Although Disney-owned ESPN has been a stakeholder in Eurosport, its ventures in Europe have, to date, been limited to the successful launch of its ESPN Classic channels in France, Italy and, now, Germany.
These specialist offerings, which emulate the original classic channel in the US, are a very specific proposition, developed to meet local interests and tastes, market-by-market.
As we have consistently been told that ESPN believes that delivery of a service which meets local needs is the only way to succeed, it will be interesting to see how plans for a live sport channel develop. The guys at ESPN don’t need to be told that Europe is not a single market for sport but a bunch of markets united by a love of soccer, but with a wider spread of interest in secondary and tertiary sports.
So how do you deliver a local approach?
One option might be to make ESPN a locally delivered international channel built around sports from the US. But other channels have territorial rights to the NFL, NBA and MLB while the North American Sports Network, part owned by Setanta, covers some of the same territory and much else besides.
If an ESPN channel is to work in Europe it will have to have football. And the brand that boasts coverage of all that is best in US sport (it became the first broadcaster to have contracts with all four major leagues) knows it won’t beguile audiences with league action from Belgium, Poland or Belarus.

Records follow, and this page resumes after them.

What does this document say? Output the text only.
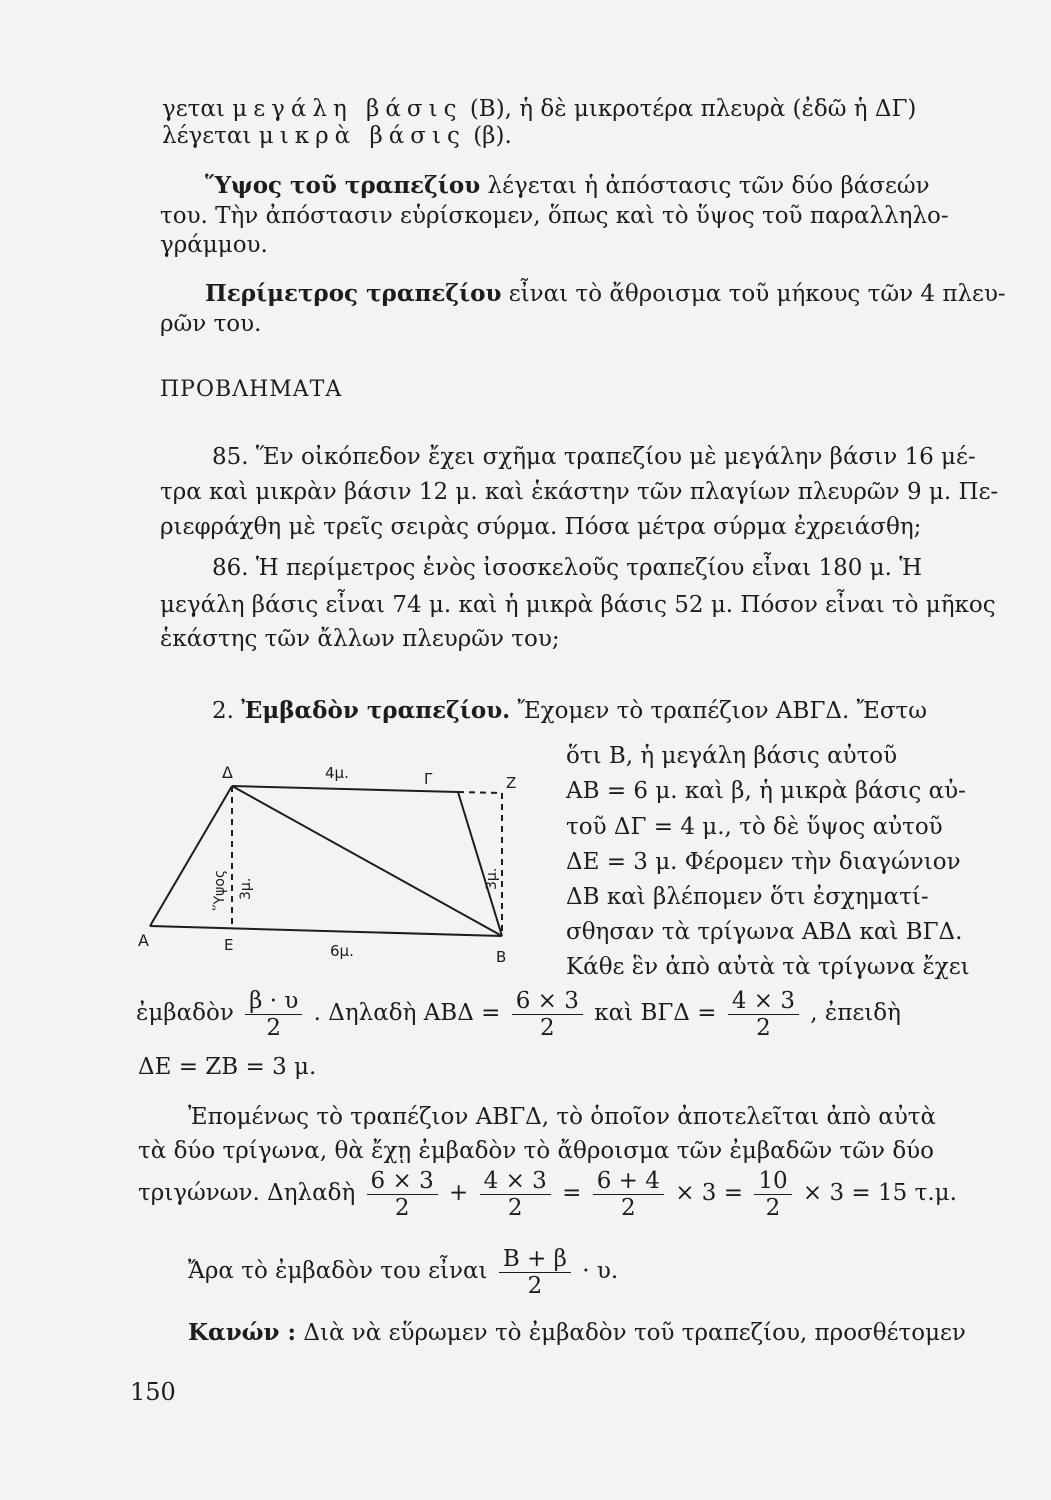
γεται μεγάλη βάσις (Β), ἡ δὲ μικροτέρα πλευρὰ (ἐδῶ ἡ ΔΓ)
λέγεται μικρὰ βάσις (β).
Ὕψος τοῦ τραπεζίου λέγεται ἡ ἀπόστασις τῶν δύο βάσεών
του. Τὴν ἀπόστασιν εὑρίσκομεν, ὅπως καὶ τὸ ὕψος τοῦ παραλληλο-
γράμμου.
Περίμετρος τραπεζίου εἶναι τὸ ἄθροισμα τοῦ μήκους τῶν 4 πλευ-
ρῶν του.
ΠΡΟΒΛΗΜΑΤΑ
85. Ἕν οἰκόπεδον ἔχει σχῆμα τραπεζίου μὲ μεγάλην βάσιν 16 μέ-
τρα καὶ μικρὰν βάσιν 12 μ. καὶ ἑκάστην τῶν πλαγίων πλευρῶν 9 μ. Πε-
ριεφράχθη μὲ τρεῖς σειρὰς σύρμα. Πόσα μέτρα σύρμα ἐχρειάσθη;
86. Ἡ περίμετρος ἑνὸς ἰσοσκελοῦς τραπεζίου εἶναι 180 μ. Ἡ
μεγάλη βάσις εἶναι 74 μ. καὶ ἡ μικρὰ βάσις 52 μ. Πόσον εἶναι τὸ μῆκος
ἑκάστης τῶν ἄλλων πλευρῶν του;
2. Ἐμβαδὸν τραπεζίου. Ἔχομεν τὸ τραπέζιον ΑΒΓΔ. Ἔστω
ὅτι Β, ἡ μεγάλη βάσις αὐτοῦ
ΑΒ = 6 μ. καὶ β, ἡ μικρὰ βάσις αὐ-
τοῦ ΔΓ = 4 μ., τὸ δὲ ὕψος αὐτοῦ
ΔΕ = 3 μ. Φέρομεν τὴν διαγώνιον
ΔΒ καὶ βλέπομεν ὅτι ἐσχηματί-
σθησαν τὰ τρίγωνα ΑΒΔ καὶ ΒΓΔ.
Κάθε ἓν ἀπὸ αὐτὰ τὰ τρίγωνα ἔχει
Δ	4μ.	Γ	Ζ
Ὕψος 3μ.	3μ.
Α	Ε	6μ.	Β
ἐμβαδὸν $\frac{\beta \cdot \upsilon}{2}$ . Δηλαδὴ $AB\Delta = \frac{6 \times 3}{2}$ καὶ $B\Gamma\Delta = \frac{4 \times 3}{2}$ , ἐπειδὴ
ΔΕ = ΖΒ = 3 μ.
Ἐπομένως τὸ τραπέζιον ΑΒΓΔ, τὸ ὁποῖον ἀποτελεῖται ἀπὸ αὐτὰ
τὰ δύο τρίγωνα, θὰ ἔχῃ ἐμβαδὸν τὸ ἄθροισμα τῶν ἐμβαδῶν τῶν δύο
τριγώνων. Δηλαδὴ $\frac{6 \times 3}{2} + \frac{4 \times 3}{2} = \frac{6 + 4}{2} \times 3 = \frac{10}{2} \times 3 = 15$ τ.μ.
Ἄρα τὸ ἐμβαδὸν του εἶναι $\frac{B + \beta}{2} \cdot \upsilon$.
Κανών : Διὰ νὰ εὕρωμεν τὸ ἐμβαδὸν τοῦ τραπεζίου, προσθέτομεν
150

The conclusion has to be that it will enter the market for significant, major market soccer rights, injecting new competition in to a market which was generally thought to have peaked. That should be good news for those on the receiving end of the money in football and elsewhere.
A significant new sports channel naturally provides new opportunities for other sports and events to make it on air which, even if it doesn’t produce huge rights wealth, at least provides the promise of exposure required to sex-up proposals to sponsors.